アーバネットコーポレーションの入社前に知っておきたい3つの注意点
会社が自ら認識しているリスクを、入社前の目線で整理しました。
ひとつ目は、景気・金利の影響を受けやすいこと。
不動産開発・販売は経済の動きに敏感な事業です。金利が大幅に上昇した場合、購入者のローン審査が厳しくなり、販売計画に影響が出る可能性があります。
ふたつ目は、建築工事の外注先が集中していること。
建築工事の発注先として、株式会社合田工務店への依存度が高い状態が続いています。その関係に急激な変化が生じた場合、工期や事業計画に影響が出るリスクがあると会社自身が指摘しています。
みっつ目は、用地の仕入れ競争が続いていること。
東京23区・駅近の好立地は、まるで限られた数の席を大勢で争うオークションのような状況です。

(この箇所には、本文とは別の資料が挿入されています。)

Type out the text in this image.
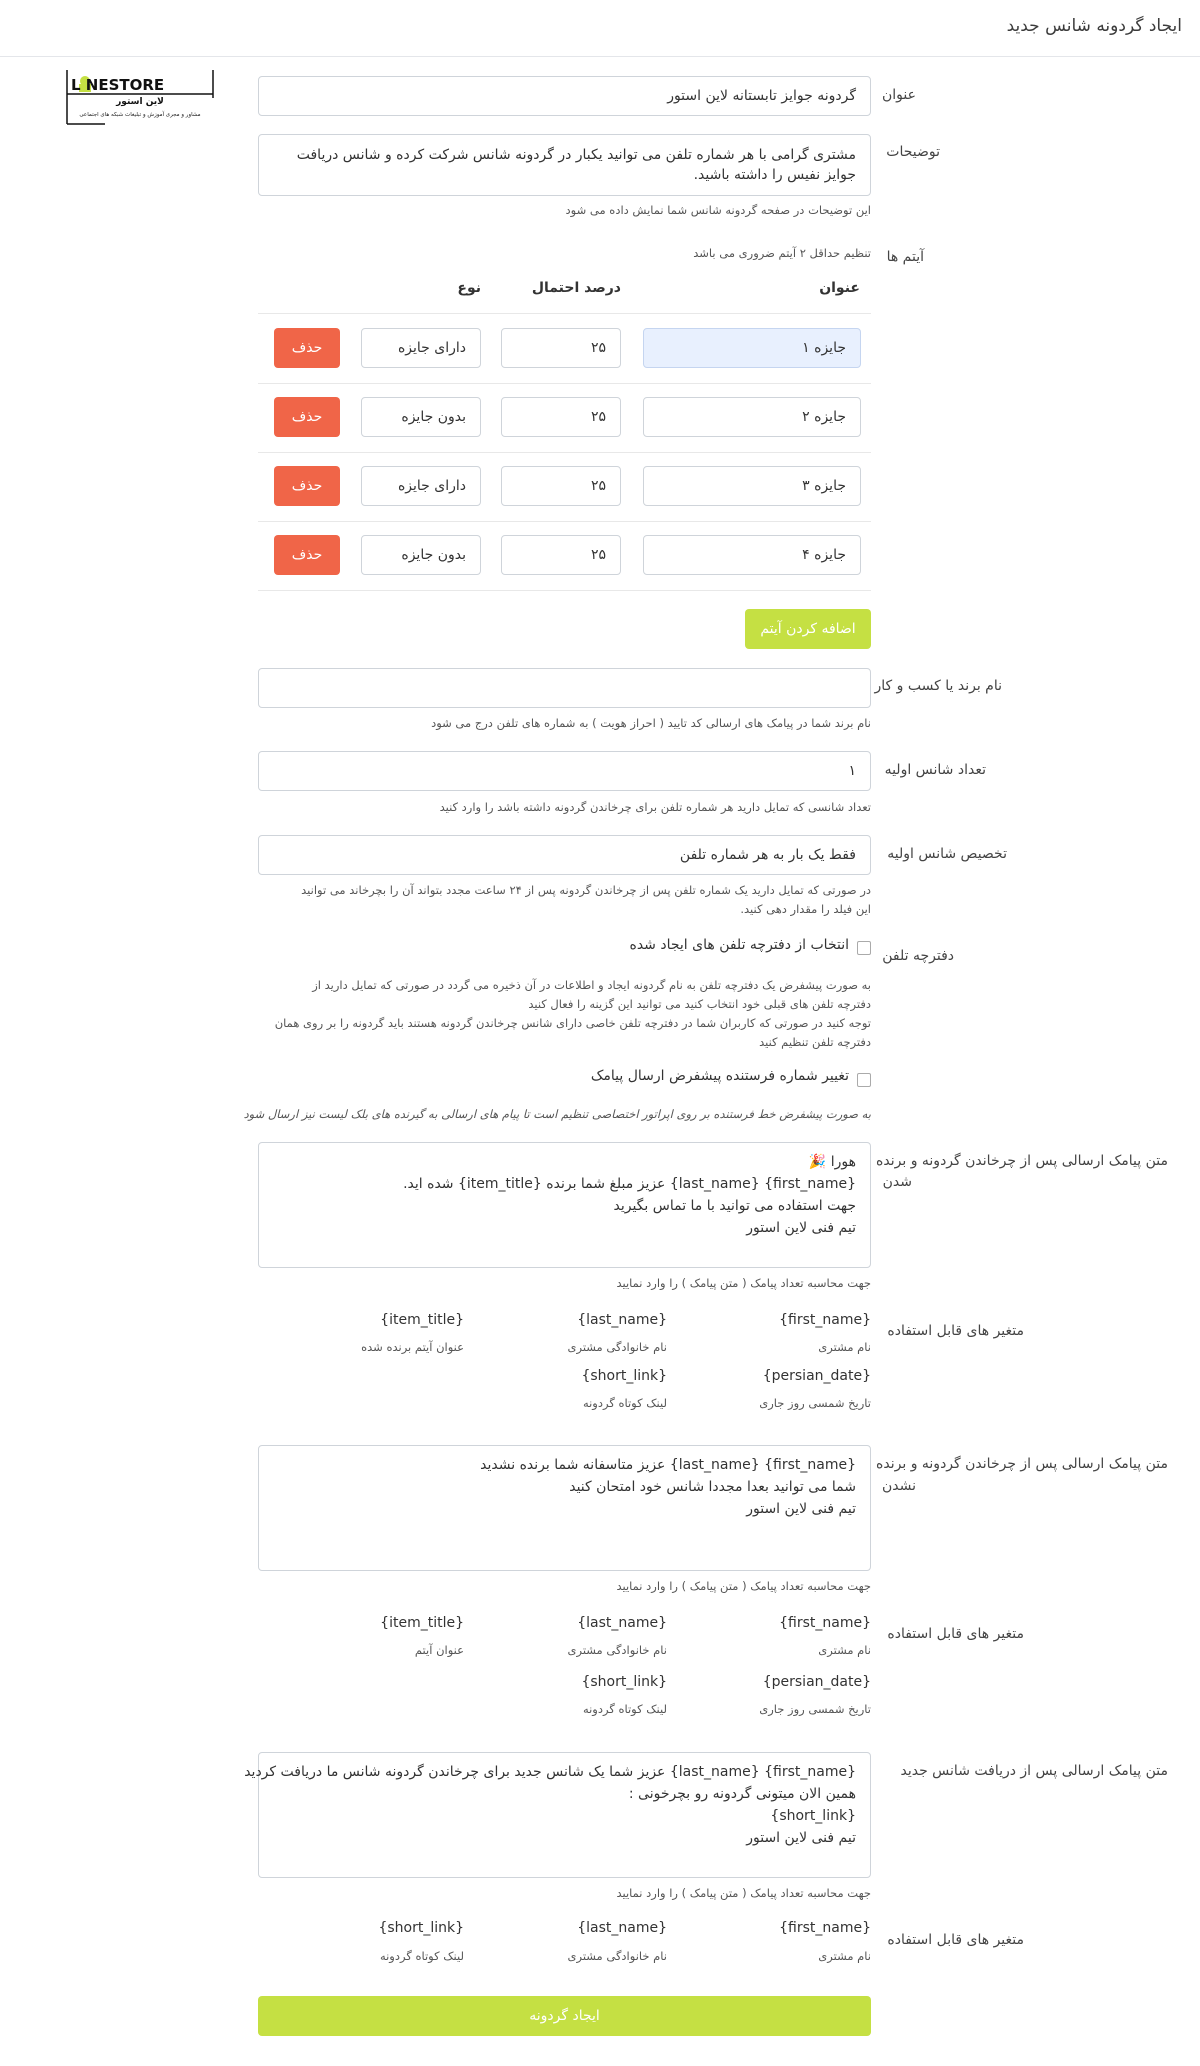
ایجاد گردونه شانس جدید
L NESTORE
لاین استور
مشاور و مجری آموزش و تبلیغات شبکه های اجتماعی
عنوان
گردونه جوایز تابستانه لاین استور
توضیحات
مشتری گرامی با هر شماره تلفن می توانید یکبار در گردونه شانس شرکت کرده و شانس دریافت جوایز نفیس را داشته باشید.
این توضیحات در صفحه گردونه شانس شما نمایش داده می شود
آیتم ها
تنظیم حداقل ۲ آیتم ضروری می باشد
عنوان
درصد احتمال
نوع
جایزه ۱
۲۵
دارای جایزه
حذف
جایزه ۲
۲۵
بدون جایزه
حذف
جایزه ۳
۲۵
دارای جایزه
حذف
جایزه ۴
۲۵
بدون جایزه
حذف
اضافه کردن آیتم
نام برند یا کسب و کار
نام برند شما در پیامک های ارسالی کد تایید ( احراز هویت ) به شماره های تلفن درج می شود
تعداد شانس اولیه
۱
تعداد شانسی که تمایل دارید هر شماره تلفن برای چرخاندن گردونه داشته باشد را وارد کنید
تخصیص شانس اولیه
فقط یک بار به هر شماره تلفن
در صورتی که تمایل دارید یک شماره تلفن پس از چرخاندن گردونه پس از ۲۴ ساعت مجدد بتواند آن را بچرخاند می توانید
این فیلد را مقدار دهی کنید.
دفترچه تلفن
انتخاب از دفترچه تلفن های ایجاد شده
به صورت پیشفرض یک دفترچه تلفن به نام گردونه ایجاد و اطلاعات در آن ذخیره می گردد در صورتی که تمایل دارید از
دفترچه تلفن های قبلی خود انتخاب کنید می توانید این گزینه را فعال کنید
توجه کنید در صورتی که کاربران شما در دفترچه تلفن خاصی دارای شانس چرخاندن گردونه هستند باید گردونه را بر روی همان
دفترچه تلفن تنظیم کنید
تغییر شماره فرستنده پیشفرض ارسال پیامک
به صورت پیشفرض خط فرستنده بر روی اپراتور اختصاصی تنظیم است تا پیام های ارسالی به گیرنده های بلک لیست نیز ارسال شود
متن پیامک ارسالی پس از چرخاندن گردونه و برنده
شدن
هورا 🎉
{first_name} {last_name} عزیز مبلغ شما برنده {item_title} شده اید.
جهت استفاده می توانید با ما تماس بگیرید
تیم فنی لاین استور
جهت محاسبه تعداد پیامک ( متن پیامک ) را وارد نمایید
متغیر های قابل استفاده
{first_name}
نام مشتری
{last_name}
نام خانوادگی مشتری
{item_title}
عنوان آیتم برنده شده
{persian_date}
تاریخ شمسی روز جاری
{short_link}
لینک کوتاه گردونه
متن پیامک ارسالی پس از چرخاندن گردونه و برنده
نشدن
{first_name} {last_name} عزیز متاسفانه شما برنده نشدید
شما می توانید بعدا مجددا شانس خود امتحان کنید
تیم فنی لاین استور
جهت محاسبه تعداد پیامک ( متن پیامک ) را وارد نمایید
متغیر های قابل استفاده
{first_name}
نام مشتری
{last_name}
نام خانوادگی مشتری
{item_title}
عنوان آیتم
{persian_date}
تاریخ شمسی روز جاری
{short_link}
لینک کوتاه گردونه
متن پیامک ارسالی پس از دریافت شانس جدید
{first_name} {last_name} عزیز شما یک شانس جدید برای چرخاندن گردونه شانس ما دریافت کردید
همین الان میتونی گردونه رو بچرخونی :
{short_link}
تیم فنی لاین استور
جهت محاسبه تعداد پیامک ( متن پیامک ) را وارد نمایید
متغیر های قابل استفاده
{first_name}
نام مشتری
{last_name}
نام خانوادگی مشتری
{short_link}
لینک کوتاه گردونه
ایجاد گردونه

大手不動産会社や海外資本との競争が続くなか、用地価格は高止まりしており、利益率の維持が課題です。
> ご注意ください: これらは将来のリスクの「存在」を示すものです。実際の影響度や発生時期は、会社も合理的な予測が難しいとしています。
アーバネットコーポレーションに向く人・向かない人
新卒・転職どちらの立場でも、会社の特性と自分のスタイルが合うかどうかを事前に確認しておくと判断がしやすくなります。
向いている可能性が高い人
- 少人数の組織で大きな仕事を動かすことにやりがいを感じる
- 東京・都市部の不動産に関心があり、土地・建物に直接関わる仕事をしたい
- 裁量と責任が大きい環境を、成長の機会として前向きに捉えられる
- 市況の変化に対応しながらスピード感を持って仕事するスタイルが苦にならない
慎重に考えた方がよい人
- 業務が細かく分担された大組織での仕事を好む
- 手厚いトレーニング制度や先輩フォローを重視している
- 市況変動を受けにくい、安定した収益環境を求めている
「幅広い仕事経験」を取るか、「整ったサポート体制」を取るか。どちらを今の自分が求めているかで、この会社との相性は大きく変わります。

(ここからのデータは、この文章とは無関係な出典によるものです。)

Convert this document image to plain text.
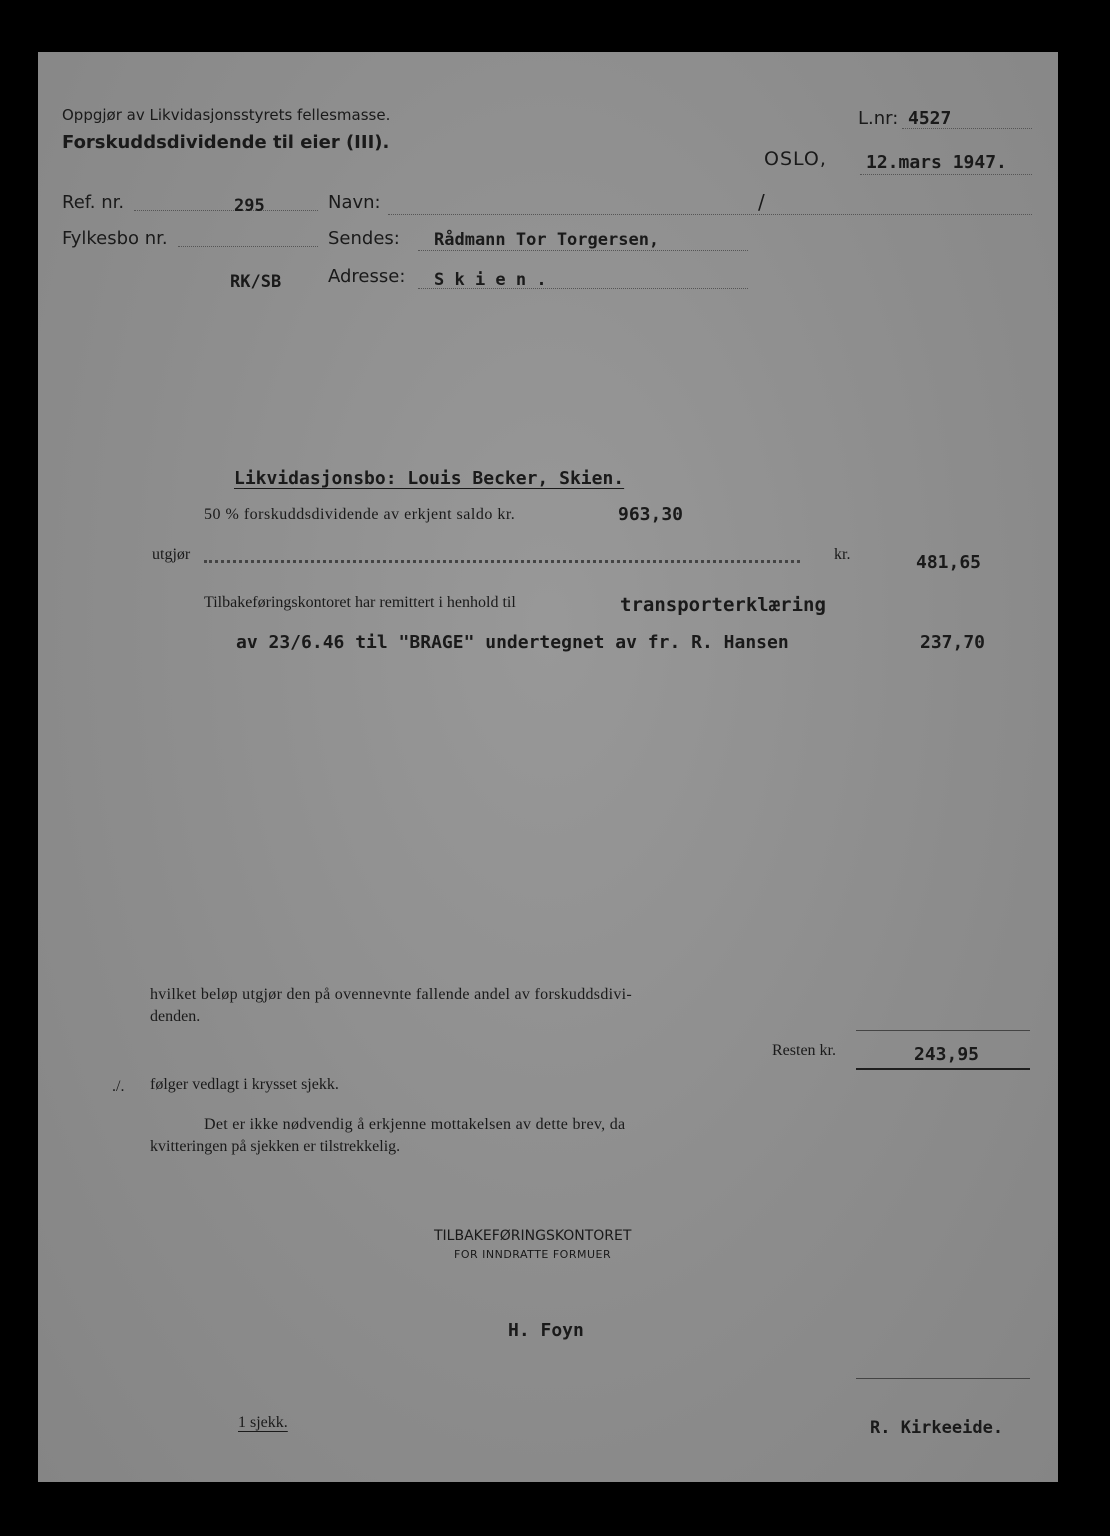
Oppgjør av Likvidasjonsstyrets fellesmasse.
Forskuddsdividende til eier (III).
L.nr: 4527
OSLO, 12.mars 1947.
Ref. nr.	295
Fylkesbo nr.
RK/SB
Navn:	/
Sendes: Rådmann Tor Torgersen,
Adresse: S k i e n .
Likvidasjonsbo: Louis Becker, Skien.
50 % forskuddsdividende av erkjent saldo kr.	963,30
utgjør	kr.	481,65
Tilbakeføringskontoret har remittert i henhold til	transporterklæring
av 23/6.46 til "BRAGE" undertegnet av fr. R. Hansen	237,70
hvilket beløp utgjør den på ovennevnte fallende andel av forskuddsdivi-
denden.
Resten kr.	243,95
./. følger vedlagt i krysset sjekk.
Det er ikke nødvendig å erkjenne mottakelsen av dette brev, da
kvitteringen på sjekken er tilstrekkelig.
TILBAKEFØRINGSKONTORET
FOR INNDRATTE FORMUER
H. Foyn
1 sjekk.	R. Kirkeeide.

総括:アーバネットコーポレーションの年収・働き方・将来性まとめ
アーバネットコーポレーションは、東京23区という地図上のごく限られたエリアに照準を絞り、約90人という少人数で年間339億円を動かすデベロッパーです。
平均年収約1,073万円という数字は、少数精鋭モデルと不動産開発の収益性が組み合わさって生まれています。直近の業績は前年比21%増と好調で、ホテル・戸建分譲と事業の幅も着実に広がっています。一方で、用地競争・建築コスト・外注先集中といったリスクは実在します。
転職・就活を進める場合は、採用ページでの最新情報と口コミサイトでの現場の声を組み合わせて確認し、面接の場でも職場環境について率直に質問してみてください。